Reste qu'en tant qu'homme accompli, le narrateur peine à s'assumer pleinement: il plaque sa famille... avant de se retrouver largué à son tour, Béa lui préférant une compagne - le narrateur ne dira rien de la nature de cette relation. Plus qu'un macho qui s'assumerait, je vois plutôt ici un jouisseur, de surcroît rongé par les préjugés envers une catégorie sociale qui n'est pas la sienne et qu'il répugne à comprendre vraiment (préférant les jugements à l'emporte-pièce, à l'exemple du respect de l'uniforme clinquant qu'il prête à la mère de Béa ou d'une vision systématiquement peu flatteuse des profs de sport), dans le personnage du narrateur.
L'intérêt de la troisième partie
La troisième partie quitte le registre érotique pour aborder d'autres rivages autrement intéressants, car ancrés dans le réel et révélateurs de ce que sont les âmes humaines lorsqu'elles se confrontent et s'affrontent. Les brouilles naissent entre la famille de Béa et le narrateur, qui a beau jeu de prétendre avoir raison contre tous. Il le fait également dans le contexte professionnel, agitant comme un étendard l'idée de solidarité pour aider Béa à échapper à des échanges scolaires qu'elle rechigne à organiser. De la part de l'amant, fallait-il le faire? Ou aurait-il été préférable de laisser Béa vivre sa vie en s'accommodant de ce qu'elle refuse? Le narrateur se présente ici comme le secouriste incompris, agissant face à une Education nationale présentée comme un Léviathan qui ne s'embarrasse pas de bases légales pour s'imposer à son personnel.
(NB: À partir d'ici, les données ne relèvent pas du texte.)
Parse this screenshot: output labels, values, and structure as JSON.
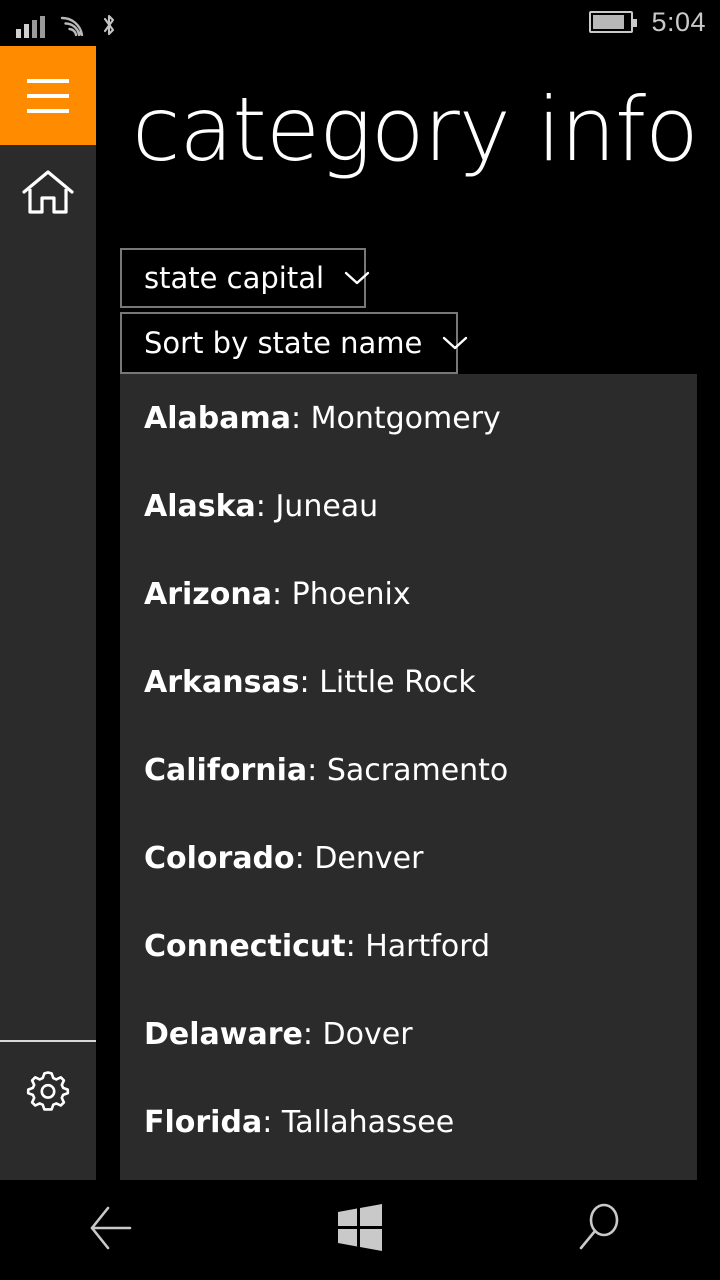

Etrange roman, donc, sous des dehors volontiers festifs! Il se termine sur une phrase au goût inattendu, mais qui constitue un jeu de mots sympathique comme ultime pirouette: "Tout ce que je sais, c'est qu'elle était fête pour moi." Fête pour le lecteur? Peut-être, mais surtout réflexion sur la vie, l'amour, les humaines faiblesses, l'Education nationale...
Paul Villach, Béa de Capri à Carnon, Nîmes, Lacour-Ollé, 2009.